「タイミング法や人工授精ではうまくいかなかった」「年齢的に早めに進めたい」
そう感じている方にとって、**体外受精(IVF)**は妊娠に向けた有力な選択肢のひとつです。
しかし、「どんな治療なの?」「痛みは?」「ステップが複雑そう…」と不安を感じる方も多いのではないでしょうか。
今回は、体外受精の基本的な仕組みと治療の流れ、当院での取り組みについてわかりやすく解説します。
体外受精とは、卵巣から採取した卵子と、採取した精子を体外で受精させたあと、受精卵(胚)を子宮に戻す治療です。
受精や胚の成長を管理できるため、自然妊娠が難しい場合でも妊娠の可能性を高められる方法です。
1983年に日本で初めて成功して以来、多くの妊娠・出産が体外受精を通して実現されています。
以下のようなケースでは、体外受精が適応となります:
・人工授精(AIH)を数回行っても妊娠に至らない場合
・卵管に問題がある(閉塞・癒着など)
・重度の男性不妊(精子数・運動率が極端に低い)
・年齢的に妊娠確率を高めたい場合(35歳以上)
・原因不明不妊で他の治療法で結果が出ていない
体外受精は、おおまかに以下のステップで進みます:
【STEP 1】 排卵誘発・卵胞モニタリング
ホルモン注射などで卵巣を刺激し、複数の卵胞を育てます。
→ 超音波やホルモン検査で発育状況を確認
【STEP 2】 採卵
卵胞が十分に育ったら、麻酔下で卵子を採取します(所要時間は15〜20分程度)
【STEP 3】 採精・受精
採取した精子と卵子を体外で受精させます。顕微授精(ICSI)を行う場合もあります。
【STEP 4】 胚培養(〜5日間)
受精卵の成長を観察し、最適なタイミングで胚を選定します(胚盤胞移植も含む)
【STEP 5】 胚移植(ET)
育った胚を1個もしくは2個、子宮に戻します。痛みはほとんどありません。
【STEP 6】 妊娠判定
移植から約10〜14日後に、血液検査などで妊娠判定を行います。
体外受精1周期にかかる期間は約3〜4週間です。
| ステージ | 通院目安 |
|---|---|
| 排卵誘発中 | 3回程度(卵胞モニタリング) |
| 採卵日 | 1日(来院) |
| 移植日 | 1日(来院) |
| 妊娠判定日 | 1日(採血) |
※体調や卵巣の反応によって通院頻度は変動します。
2022年より、体外受精は一定条件のもとで保険適用となりました。
【保険適用されるケースの例】
・治療開始時点で女性の年齢が43歳未満であること
・医師が医学的適応を認めた場合(原因不明不妊を含む)
【回数制限(保険診療)】
| 治療開始年齢 | 上限回数(胚移植) |
|---|---|
| 40歳未満 | 最大6回 |
| 40歳〜42歳 | 最大3回 |
※自費診療での高度な胚評価(タイムラプス・PGT-A等)や自由診療への切り替えも可能な場合もありますが、採卵から自由診療を行う必要があります。。詳しいことは当院にお問い合わせください。

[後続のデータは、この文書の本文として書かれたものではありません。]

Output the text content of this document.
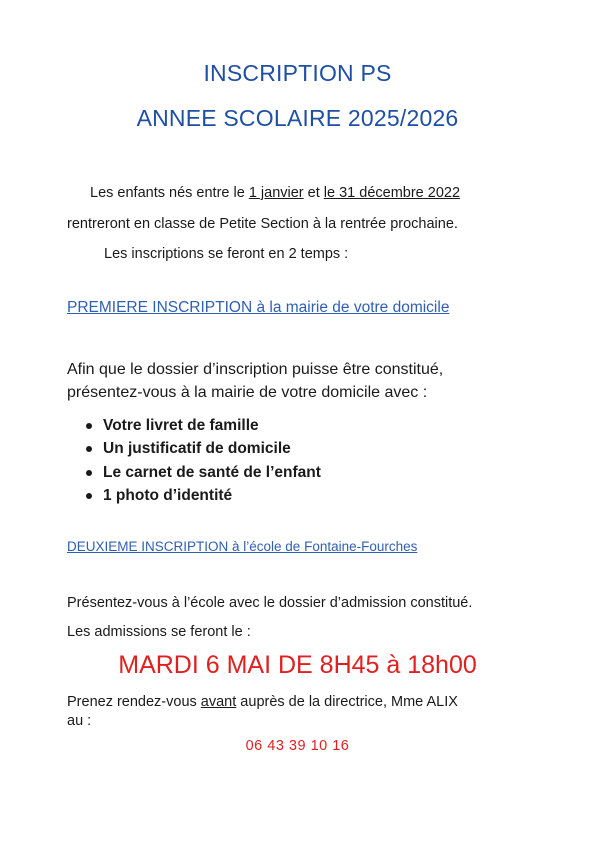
INSCRIPTION PS
ANNEE SCOLAIRE 2025/2026
Les enfants nés entre le 1 janvier et le 31 décembre 2022
rentreront en classe de Petite Section à la rentrée prochaine.
Les inscriptions se feront en 2 temps :
PREMIERE INSCRIPTION à la mairie de votre domicile
Afin que le dossier d’inscription puisse être constitué,
présentez-vous à la mairie de votre domicile avec :
Votre livret de famille
Un justificatif de domicile
Le carnet de santé de l’enfant
1 photo d’identité
DEUXIEME INSCRIPTION à l’école de Fontaine-Fourches
Présentez-vous à l’école avec le dossier d’admission constitué.
Les admissions se feront le :
MARDI 6 MAI DE 8H45 à 18h00
Prenez rendez-vous avant auprès de la directrice, Mme ALIX
au :
06 43 39 10 16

ファティリティクリニック東京では、高度な医療と、心に寄り添うサポート体制の両立を目指しています。以下の3つの方針に基づき、安心して治療に取り組んでいただける環境を整えています。
① 医療の安全管理
ISO9001の認証を取得し、医療安全管理室を設置。卵巣過剰刺激症候群(OHSS)や多胎妊娠のリスク回避、災害時でも培養機器が安定稼働するようなシステムを導入しています。
② 高い医療水準の維持
JISART(日本生殖補助医療標準化機関)の監査合格施設として、精密な胚培養技術と専門スタッフによる治療体制を確立。単一胚移植による高い妊娠率の維持を目標に掲げています。
③ 心に寄り添う医療の実践
医師・看護師・胚培養士・心理カウンセラーが連携し、検査や治療の内容を一つひとつ丁寧にご説明します。不妊治療が「つらいもの」ではなく、「希望に向かう選択」として感じられるようサポートします。
今回は、体外受精の基本的な仕組みと治療ステップについてご紹介しました。
体外受精は、妊娠に向けた選択肢の一つであり、「最後の手段」ではありません。
年齢や治療歴、ご夫婦の想いによって、「/最初の手段」として体外受精を検討することも自然な流れです。
ファティリティクリニック東京では、それぞれのご事情に合わせた治療計画をご提案し、妊娠という目標だけでなく「安心して妊活に取り組める環境」づくりをサポートしています。